紳助に何て言おう。さすがにあの部屋に来られたら、あの紳助だって良い言い訳を思い付くとは思えなかった。

頭の中だけであたふたしていると、母がトドメの一言を放ってくる。

「来週退院だから、その足で行こうかしら。」

日曜日は授業もないし、断るためのとっておきの嘘は何も思い付かなかった。平静を装いながら、曖昧に頷く。

生きた心地がしないまま、紳助の待つアパートへ慌てて帰った。

 * * *


紳助に相談したものの、別に構わないよと言われただけで全く動じない彼に、自分一人だけ取り残された気分になる。

自分が意識し過ぎなんだろうか。友人関係でもダブルベッドはあり得るんだろうか、と再度自分の常識に照らし合わせてみるけれど、やはり不味い気がして落ち着かない。

「紳助・・・大丈夫?」

「おまえがその面してたらダメだろうな。課題やってるフリでもしてパソコンに貼り付いてろよ。話し相手は俺がするから。」

そう言いながらも、何だか紳助は楽しそうだ。面白いものでも見るように恵一に笑い掛けてくるだけ。

事有るごとに思うけれど、紳助は所謂普通とは違うと思う。慌てる姿なんて到底思い付かない。

「恵一」

「うん・・・。」

「バカな事すんなよ。」

「・・・バカな、こと?」

「おまえから手離したりすんなよ、ってこと。」

「・・・うん。」

「逃げても追っ掛けるからな。」

紳助の言葉が、少し恵一の涙腺を刺激する。

紳助がある意味横柄に構えていられる理由を少しだけ垣間見た気がする。

紳助は自分と別れる気なんかない。人から何を言われたって気にしないし、関係ないのだ。何があっても恵一と一緒にいることを選んでくれる。紳助はそう言っているのだ。

胸が熱くなって、ちょっと息が詰まりそうだった。意識して深呼吸をして、込み上げてきたものを呑み込む。

好きだと思う気持ちは、嬉しさより苦しさを生む。息をするのも苦しいほど紳助を好きだと想う気持ちは大きい。

以前は知りたくなかったと嘆いたけれど、今は知ることができてよかったと思っている。

置き去りにしてきた色んな気持ちと向き合う勇気をたくさん貰った。紳助が教えてくれた大事なものを、自分から手放してしまうことがないように、今はそれだけに集中すればいいのだ。
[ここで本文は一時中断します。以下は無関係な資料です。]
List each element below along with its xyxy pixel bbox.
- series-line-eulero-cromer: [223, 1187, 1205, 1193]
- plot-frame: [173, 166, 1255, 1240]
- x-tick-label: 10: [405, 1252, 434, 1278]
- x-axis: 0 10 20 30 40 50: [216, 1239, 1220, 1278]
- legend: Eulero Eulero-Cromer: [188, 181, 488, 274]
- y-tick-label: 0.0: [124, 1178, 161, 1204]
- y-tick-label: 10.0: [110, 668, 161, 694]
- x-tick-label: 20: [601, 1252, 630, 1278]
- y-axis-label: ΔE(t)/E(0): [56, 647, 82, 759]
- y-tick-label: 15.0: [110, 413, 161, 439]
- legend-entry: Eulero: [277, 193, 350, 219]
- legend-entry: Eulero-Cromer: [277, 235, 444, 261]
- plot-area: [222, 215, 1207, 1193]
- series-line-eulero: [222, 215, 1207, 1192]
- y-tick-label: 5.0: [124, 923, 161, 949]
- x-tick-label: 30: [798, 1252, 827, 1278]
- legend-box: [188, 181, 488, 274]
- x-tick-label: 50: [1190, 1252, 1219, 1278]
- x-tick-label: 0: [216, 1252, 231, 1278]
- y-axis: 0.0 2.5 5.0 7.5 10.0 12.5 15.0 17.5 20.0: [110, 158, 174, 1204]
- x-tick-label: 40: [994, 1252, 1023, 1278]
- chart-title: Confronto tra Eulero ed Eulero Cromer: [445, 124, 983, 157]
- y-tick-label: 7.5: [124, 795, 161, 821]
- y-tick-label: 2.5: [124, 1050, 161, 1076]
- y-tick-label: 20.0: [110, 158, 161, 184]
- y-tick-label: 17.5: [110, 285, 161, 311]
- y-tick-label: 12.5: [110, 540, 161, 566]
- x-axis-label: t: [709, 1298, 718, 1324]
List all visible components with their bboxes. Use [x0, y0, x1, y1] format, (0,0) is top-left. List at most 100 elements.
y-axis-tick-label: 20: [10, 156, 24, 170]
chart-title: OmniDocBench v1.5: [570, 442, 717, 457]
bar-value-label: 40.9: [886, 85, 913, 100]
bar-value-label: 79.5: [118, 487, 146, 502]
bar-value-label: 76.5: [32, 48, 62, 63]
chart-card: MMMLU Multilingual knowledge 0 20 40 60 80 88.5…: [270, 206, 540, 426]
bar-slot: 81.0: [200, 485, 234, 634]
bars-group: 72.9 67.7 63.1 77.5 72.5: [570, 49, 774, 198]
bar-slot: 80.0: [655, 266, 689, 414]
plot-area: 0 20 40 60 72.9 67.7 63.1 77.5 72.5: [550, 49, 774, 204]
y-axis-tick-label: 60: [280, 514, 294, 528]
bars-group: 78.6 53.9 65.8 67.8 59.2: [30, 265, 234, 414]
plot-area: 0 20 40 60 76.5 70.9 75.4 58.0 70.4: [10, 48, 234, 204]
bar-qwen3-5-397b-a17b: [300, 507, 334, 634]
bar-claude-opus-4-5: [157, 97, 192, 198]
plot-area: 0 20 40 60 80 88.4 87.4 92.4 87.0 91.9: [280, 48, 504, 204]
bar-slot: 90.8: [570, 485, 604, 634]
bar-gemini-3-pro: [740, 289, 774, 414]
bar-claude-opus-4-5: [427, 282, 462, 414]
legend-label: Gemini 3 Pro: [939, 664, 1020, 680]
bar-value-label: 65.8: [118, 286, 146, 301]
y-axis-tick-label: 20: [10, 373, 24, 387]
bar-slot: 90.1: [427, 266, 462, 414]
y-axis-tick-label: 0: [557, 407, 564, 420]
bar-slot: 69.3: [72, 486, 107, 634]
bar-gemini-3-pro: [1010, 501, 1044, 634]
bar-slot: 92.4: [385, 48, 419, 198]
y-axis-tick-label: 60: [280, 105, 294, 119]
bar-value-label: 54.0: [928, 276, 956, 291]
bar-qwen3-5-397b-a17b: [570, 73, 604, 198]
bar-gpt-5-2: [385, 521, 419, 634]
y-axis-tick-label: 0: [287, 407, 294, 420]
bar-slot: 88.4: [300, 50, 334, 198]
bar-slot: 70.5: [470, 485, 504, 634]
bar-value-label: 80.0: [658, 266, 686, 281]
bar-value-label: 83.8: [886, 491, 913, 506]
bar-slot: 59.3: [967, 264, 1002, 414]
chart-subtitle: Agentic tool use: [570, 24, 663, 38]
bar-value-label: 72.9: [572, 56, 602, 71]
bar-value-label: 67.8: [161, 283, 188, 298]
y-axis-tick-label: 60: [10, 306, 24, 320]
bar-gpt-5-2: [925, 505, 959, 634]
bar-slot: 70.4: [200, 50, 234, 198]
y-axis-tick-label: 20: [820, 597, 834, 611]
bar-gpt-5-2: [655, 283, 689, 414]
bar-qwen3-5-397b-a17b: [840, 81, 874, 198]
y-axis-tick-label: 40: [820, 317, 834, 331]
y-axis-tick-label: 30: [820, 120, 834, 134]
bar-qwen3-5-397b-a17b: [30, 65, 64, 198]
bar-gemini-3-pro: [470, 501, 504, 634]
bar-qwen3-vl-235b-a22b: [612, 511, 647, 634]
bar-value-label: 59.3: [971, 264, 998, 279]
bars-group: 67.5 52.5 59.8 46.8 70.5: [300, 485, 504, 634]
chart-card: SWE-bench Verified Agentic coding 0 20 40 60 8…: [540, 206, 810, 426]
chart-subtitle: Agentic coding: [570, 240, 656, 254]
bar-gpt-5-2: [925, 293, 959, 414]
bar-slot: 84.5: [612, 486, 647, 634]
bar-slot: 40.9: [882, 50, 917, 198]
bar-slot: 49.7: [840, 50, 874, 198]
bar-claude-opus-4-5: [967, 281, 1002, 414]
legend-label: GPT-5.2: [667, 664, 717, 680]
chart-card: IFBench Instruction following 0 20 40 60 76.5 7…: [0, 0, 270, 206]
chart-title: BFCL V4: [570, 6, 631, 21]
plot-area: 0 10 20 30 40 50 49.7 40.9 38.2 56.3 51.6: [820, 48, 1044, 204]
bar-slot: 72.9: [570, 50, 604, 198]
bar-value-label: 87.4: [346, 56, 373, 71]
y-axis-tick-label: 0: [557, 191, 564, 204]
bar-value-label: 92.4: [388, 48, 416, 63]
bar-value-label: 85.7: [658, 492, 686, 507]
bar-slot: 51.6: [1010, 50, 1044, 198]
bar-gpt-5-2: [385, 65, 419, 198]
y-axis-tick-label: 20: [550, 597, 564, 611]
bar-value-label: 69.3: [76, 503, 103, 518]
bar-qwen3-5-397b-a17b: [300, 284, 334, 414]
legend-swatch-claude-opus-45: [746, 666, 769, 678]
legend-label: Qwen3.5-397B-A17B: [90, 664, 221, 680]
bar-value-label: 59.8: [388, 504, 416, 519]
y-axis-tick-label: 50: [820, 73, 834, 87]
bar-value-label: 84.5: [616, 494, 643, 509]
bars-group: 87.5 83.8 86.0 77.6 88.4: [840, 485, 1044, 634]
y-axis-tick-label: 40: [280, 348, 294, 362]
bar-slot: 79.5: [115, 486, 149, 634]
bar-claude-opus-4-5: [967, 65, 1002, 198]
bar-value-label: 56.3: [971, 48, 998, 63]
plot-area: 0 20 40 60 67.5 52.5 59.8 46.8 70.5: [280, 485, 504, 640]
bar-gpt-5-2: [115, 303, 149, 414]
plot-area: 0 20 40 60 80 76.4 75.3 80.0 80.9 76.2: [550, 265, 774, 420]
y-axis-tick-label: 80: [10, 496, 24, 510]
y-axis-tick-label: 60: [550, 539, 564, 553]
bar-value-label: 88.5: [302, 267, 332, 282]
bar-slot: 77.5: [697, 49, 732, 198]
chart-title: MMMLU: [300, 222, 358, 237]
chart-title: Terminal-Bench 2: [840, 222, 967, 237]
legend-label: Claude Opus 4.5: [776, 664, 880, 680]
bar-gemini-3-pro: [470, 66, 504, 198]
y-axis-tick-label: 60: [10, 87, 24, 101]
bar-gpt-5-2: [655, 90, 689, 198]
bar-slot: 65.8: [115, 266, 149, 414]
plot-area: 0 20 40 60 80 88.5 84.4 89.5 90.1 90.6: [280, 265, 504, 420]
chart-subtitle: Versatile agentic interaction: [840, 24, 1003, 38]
何度も間違えそうになるけれど、何度でも紳助は呼び戻してくれる。

「紳助」

「ん?」

「紳助は強いね。」

「惚れるだろ?」

「うん。」

「・・・光栄だよ。」

こういう切り返しをして様になってしまうところも好き。紳助以外にやられたら、興醒めだろう。これは惚れた弱みなんだろうか。

焦った帰り道とは一転、ようやくおおらかな気分になって、恵一は夕飯の支度をする紳助の後ろ姿を飽きる事なく眺め続けた。